In a time of climate and ecological breakdown, the financial risks that Brexit poses, and the rise of far right/Nationalist politics, how can Andover reconnect with the landscapes, rivers and ecosystems on which it depends, whilst providing homes, work and community spaces for its diverse community? ‘We need a town that with places for meeting, connecting and sharing’ was for me the main message that came out of the session.


And what next for the Museum? I hope that through this experience Andover Museum continues to invite the local community to take ownership of the Museum, and that local people in turn feel able to offer up their opinions and their time to help make that happen.

I hope to keep working in the Andover area in the future, and to use this experience to develop projects in other communities too, where people can come together to share what they value, discuss what needs to change, and focus on the interweaving of individual, community and ecological wellbeing.

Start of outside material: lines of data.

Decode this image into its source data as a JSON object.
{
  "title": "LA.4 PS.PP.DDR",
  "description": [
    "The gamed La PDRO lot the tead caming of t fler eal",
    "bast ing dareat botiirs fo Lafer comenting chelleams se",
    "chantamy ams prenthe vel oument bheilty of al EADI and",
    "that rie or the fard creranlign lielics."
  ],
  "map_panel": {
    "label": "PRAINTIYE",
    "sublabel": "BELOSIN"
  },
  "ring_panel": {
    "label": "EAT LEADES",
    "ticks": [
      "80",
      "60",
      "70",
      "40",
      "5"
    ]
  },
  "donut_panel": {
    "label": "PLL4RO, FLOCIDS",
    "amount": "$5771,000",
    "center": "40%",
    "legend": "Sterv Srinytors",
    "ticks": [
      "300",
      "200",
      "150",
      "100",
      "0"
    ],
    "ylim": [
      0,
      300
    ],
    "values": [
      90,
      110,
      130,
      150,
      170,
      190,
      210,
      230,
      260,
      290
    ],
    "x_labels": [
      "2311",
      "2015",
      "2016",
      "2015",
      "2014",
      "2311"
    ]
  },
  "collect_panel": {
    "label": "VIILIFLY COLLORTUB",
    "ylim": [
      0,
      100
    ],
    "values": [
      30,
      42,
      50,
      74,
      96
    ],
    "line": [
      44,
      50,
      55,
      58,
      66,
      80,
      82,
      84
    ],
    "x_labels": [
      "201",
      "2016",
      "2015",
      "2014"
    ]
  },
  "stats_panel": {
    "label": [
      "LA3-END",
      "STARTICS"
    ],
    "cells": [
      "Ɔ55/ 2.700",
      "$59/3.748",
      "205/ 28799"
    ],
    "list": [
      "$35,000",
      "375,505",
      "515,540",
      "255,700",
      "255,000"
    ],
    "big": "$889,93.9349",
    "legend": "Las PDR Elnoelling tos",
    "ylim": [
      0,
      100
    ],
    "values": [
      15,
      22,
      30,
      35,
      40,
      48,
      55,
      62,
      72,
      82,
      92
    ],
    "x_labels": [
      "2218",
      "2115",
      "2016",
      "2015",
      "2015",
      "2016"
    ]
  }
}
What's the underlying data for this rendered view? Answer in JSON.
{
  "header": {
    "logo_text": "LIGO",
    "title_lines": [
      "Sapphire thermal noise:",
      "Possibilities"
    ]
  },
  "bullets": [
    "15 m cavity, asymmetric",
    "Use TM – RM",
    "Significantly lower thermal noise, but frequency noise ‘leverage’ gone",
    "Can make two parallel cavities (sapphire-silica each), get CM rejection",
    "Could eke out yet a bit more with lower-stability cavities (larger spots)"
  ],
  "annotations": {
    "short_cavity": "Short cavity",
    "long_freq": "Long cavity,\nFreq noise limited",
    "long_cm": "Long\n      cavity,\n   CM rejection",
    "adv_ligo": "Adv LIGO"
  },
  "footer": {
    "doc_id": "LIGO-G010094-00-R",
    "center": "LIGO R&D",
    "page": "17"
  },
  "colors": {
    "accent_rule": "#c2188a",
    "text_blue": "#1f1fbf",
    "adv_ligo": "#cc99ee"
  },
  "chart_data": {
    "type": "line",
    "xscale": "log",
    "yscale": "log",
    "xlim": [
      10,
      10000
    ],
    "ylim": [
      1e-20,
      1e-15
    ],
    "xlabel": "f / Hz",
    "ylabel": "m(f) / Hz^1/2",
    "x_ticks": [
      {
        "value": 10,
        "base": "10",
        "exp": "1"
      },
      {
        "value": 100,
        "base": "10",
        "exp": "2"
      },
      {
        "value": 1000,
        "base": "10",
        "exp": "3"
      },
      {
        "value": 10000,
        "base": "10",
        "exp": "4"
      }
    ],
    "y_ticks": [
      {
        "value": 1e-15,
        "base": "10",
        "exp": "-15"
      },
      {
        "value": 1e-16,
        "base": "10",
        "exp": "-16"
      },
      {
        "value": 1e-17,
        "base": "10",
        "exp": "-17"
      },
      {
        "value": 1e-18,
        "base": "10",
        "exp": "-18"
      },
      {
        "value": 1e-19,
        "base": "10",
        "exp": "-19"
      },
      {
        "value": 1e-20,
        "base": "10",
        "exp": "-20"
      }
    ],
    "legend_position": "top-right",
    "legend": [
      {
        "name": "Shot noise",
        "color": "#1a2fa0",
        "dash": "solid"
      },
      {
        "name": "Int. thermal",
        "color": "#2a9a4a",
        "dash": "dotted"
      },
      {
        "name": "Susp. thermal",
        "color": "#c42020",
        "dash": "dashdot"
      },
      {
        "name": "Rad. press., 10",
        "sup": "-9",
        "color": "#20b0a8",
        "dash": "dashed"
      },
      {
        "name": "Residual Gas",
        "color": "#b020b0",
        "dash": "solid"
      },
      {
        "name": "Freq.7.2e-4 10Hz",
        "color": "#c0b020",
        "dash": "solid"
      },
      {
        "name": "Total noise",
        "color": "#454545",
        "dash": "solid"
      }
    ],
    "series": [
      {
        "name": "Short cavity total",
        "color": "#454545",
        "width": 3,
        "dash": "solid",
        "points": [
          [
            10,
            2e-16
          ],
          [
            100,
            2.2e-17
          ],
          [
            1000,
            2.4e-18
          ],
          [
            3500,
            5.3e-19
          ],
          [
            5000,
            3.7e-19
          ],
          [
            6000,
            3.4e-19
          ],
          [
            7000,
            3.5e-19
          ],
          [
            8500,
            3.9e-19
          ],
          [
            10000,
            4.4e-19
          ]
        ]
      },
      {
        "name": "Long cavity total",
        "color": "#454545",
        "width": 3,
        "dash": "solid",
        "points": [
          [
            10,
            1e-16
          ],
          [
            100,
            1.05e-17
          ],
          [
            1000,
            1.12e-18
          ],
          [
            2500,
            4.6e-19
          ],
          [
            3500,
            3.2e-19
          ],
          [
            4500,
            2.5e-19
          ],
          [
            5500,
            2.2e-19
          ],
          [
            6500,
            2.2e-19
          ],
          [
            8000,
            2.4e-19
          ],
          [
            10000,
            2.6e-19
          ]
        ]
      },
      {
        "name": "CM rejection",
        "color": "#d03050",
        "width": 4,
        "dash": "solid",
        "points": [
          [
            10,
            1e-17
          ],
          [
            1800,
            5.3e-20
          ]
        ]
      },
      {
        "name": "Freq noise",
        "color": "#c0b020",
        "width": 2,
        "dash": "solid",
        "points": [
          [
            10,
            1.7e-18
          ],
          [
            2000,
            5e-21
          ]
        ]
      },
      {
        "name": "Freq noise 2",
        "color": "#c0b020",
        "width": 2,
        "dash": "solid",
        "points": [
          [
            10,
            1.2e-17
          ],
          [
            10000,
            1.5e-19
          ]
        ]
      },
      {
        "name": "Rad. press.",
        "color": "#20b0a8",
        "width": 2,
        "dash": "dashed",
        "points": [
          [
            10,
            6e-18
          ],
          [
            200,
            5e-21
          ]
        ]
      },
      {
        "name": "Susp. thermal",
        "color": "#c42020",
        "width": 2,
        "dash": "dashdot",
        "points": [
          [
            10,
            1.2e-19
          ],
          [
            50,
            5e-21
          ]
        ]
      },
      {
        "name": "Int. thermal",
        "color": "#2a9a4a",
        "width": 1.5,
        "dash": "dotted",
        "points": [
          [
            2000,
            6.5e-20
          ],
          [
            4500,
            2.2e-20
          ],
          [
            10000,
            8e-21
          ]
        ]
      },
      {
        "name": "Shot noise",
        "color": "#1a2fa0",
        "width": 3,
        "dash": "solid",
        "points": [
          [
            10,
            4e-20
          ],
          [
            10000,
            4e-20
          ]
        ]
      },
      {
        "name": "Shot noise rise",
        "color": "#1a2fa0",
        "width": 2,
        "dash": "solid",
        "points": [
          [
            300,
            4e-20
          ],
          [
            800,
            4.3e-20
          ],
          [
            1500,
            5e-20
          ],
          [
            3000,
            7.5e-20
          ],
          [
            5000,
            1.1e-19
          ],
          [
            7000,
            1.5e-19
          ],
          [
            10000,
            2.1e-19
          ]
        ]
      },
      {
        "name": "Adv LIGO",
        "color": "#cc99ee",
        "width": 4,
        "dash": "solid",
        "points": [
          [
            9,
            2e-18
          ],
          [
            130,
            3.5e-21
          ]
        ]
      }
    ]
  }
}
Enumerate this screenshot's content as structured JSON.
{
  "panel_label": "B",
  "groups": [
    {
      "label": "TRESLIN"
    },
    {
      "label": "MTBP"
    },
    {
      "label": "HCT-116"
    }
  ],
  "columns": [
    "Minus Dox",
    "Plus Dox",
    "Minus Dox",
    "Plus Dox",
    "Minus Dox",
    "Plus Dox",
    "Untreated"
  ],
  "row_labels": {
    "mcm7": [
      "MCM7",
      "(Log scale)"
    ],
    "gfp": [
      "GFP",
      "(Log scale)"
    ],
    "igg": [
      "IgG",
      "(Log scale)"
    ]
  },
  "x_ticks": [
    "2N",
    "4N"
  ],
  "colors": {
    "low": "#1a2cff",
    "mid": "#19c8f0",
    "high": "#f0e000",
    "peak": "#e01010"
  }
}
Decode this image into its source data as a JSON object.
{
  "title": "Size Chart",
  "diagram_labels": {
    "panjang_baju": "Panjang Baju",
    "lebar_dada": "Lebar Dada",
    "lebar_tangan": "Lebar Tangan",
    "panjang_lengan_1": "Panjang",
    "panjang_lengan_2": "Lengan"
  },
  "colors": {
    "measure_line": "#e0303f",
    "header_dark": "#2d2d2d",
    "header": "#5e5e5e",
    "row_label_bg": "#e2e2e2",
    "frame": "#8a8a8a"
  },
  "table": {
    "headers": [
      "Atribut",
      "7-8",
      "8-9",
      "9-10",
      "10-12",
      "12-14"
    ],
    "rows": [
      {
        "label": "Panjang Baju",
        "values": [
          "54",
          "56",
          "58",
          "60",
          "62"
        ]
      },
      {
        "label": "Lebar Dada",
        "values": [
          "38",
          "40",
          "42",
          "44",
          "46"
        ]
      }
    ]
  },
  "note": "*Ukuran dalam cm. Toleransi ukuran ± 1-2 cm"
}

We all depend on each other and we all have an investment in the future of the places where we live. It’s clear to me that a lot of change is coming, in terms of the climate, biodiversity and politics, and I hope that together we can find positive and inclusive ways forward.
“When we limit ourselves to fragmented approaches of dealing with systemic problems, it is not surprising that our solutions prove inadequate. If our species is to survive the predicament we have created for ourselves, we must develop a capacity for whole-systems thought and action.”
— David Korten, 1995 (from Designing Regerative Cultures by D C Wahl)

Thank you to everyone who has made me feel welcome during my time at Andover Museum, I hope that you feel the project has helped you to explore what makes your town special.